O Contrato de Namoro e Seus Efeitos Jurídicos


 


Autor: Erick Gonçalves Carrasco (*)

A busca do ser humano por alguém com objetivos similares de constituir família remonta à era das pedras. Desde que há registros de sua existência, o ser humano busca uma companhia para juntos, caminharem pelo complexo caminho da vida.

Com a evolução social e, consequentemente, com a evolução das relações humanas e do direito, em especial do Direito de Família, algumas questões passaram a permear as relações afetivas. Temas como uniões homoafetivas, uniões estáveis, dentre outros, passaram a ser veiculados e geram cada vez mais dúvidas naquelas pessoas que pouco conhecimento legal possuem sobre o tema.
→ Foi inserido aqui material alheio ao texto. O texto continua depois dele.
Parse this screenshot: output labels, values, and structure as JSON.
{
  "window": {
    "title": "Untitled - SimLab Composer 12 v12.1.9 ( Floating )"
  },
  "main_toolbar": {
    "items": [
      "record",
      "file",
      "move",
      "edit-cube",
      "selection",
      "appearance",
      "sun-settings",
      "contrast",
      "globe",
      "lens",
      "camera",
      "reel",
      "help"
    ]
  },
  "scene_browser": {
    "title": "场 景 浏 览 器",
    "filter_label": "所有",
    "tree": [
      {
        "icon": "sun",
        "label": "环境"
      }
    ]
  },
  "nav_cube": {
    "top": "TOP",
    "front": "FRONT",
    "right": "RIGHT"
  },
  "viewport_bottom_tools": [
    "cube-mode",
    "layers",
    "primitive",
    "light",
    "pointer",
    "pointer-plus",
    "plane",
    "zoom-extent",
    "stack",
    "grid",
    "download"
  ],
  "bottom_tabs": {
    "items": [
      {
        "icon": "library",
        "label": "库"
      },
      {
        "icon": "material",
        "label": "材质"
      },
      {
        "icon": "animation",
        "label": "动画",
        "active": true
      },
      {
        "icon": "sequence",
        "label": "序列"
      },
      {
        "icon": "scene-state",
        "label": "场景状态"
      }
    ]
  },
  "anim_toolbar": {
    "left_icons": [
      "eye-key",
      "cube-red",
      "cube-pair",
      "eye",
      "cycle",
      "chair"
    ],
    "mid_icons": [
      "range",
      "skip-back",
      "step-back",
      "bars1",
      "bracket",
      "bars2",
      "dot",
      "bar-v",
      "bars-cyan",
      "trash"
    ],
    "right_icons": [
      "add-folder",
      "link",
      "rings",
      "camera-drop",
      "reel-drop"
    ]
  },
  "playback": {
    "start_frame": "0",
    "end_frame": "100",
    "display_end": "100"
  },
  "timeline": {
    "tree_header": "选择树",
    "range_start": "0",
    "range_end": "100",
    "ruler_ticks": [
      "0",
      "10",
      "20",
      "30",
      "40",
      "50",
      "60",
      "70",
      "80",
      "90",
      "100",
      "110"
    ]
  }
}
Na atualidade onde cada vez mais informações são lançadas ao ar, um tema que surge como relevante e merecedor de atenção são os chamados "contratos de namoro".

O presente artigo tece breves considerações sobre a natureza jurídica desses contratos, sua definição e seus fundamentos, trazendo uma breve distinção acerca do namoro, namoro qualificado e união estável. 

O contrato de namoro é um instrumento jurídico que visa evitar que relacionamentos amorosos sejam confundidos com uniões estáveis, e, assim, protegendo o patrimônio dos envolvidos (ALVES, 2024).

Tal contrato declara a ausência de intenção presente de constituir família, distinguindo o namoro da união estável e afastando, por consequência, os efeitos jurídicos desta, especialmente os patrimoniais (LISITA, 2024).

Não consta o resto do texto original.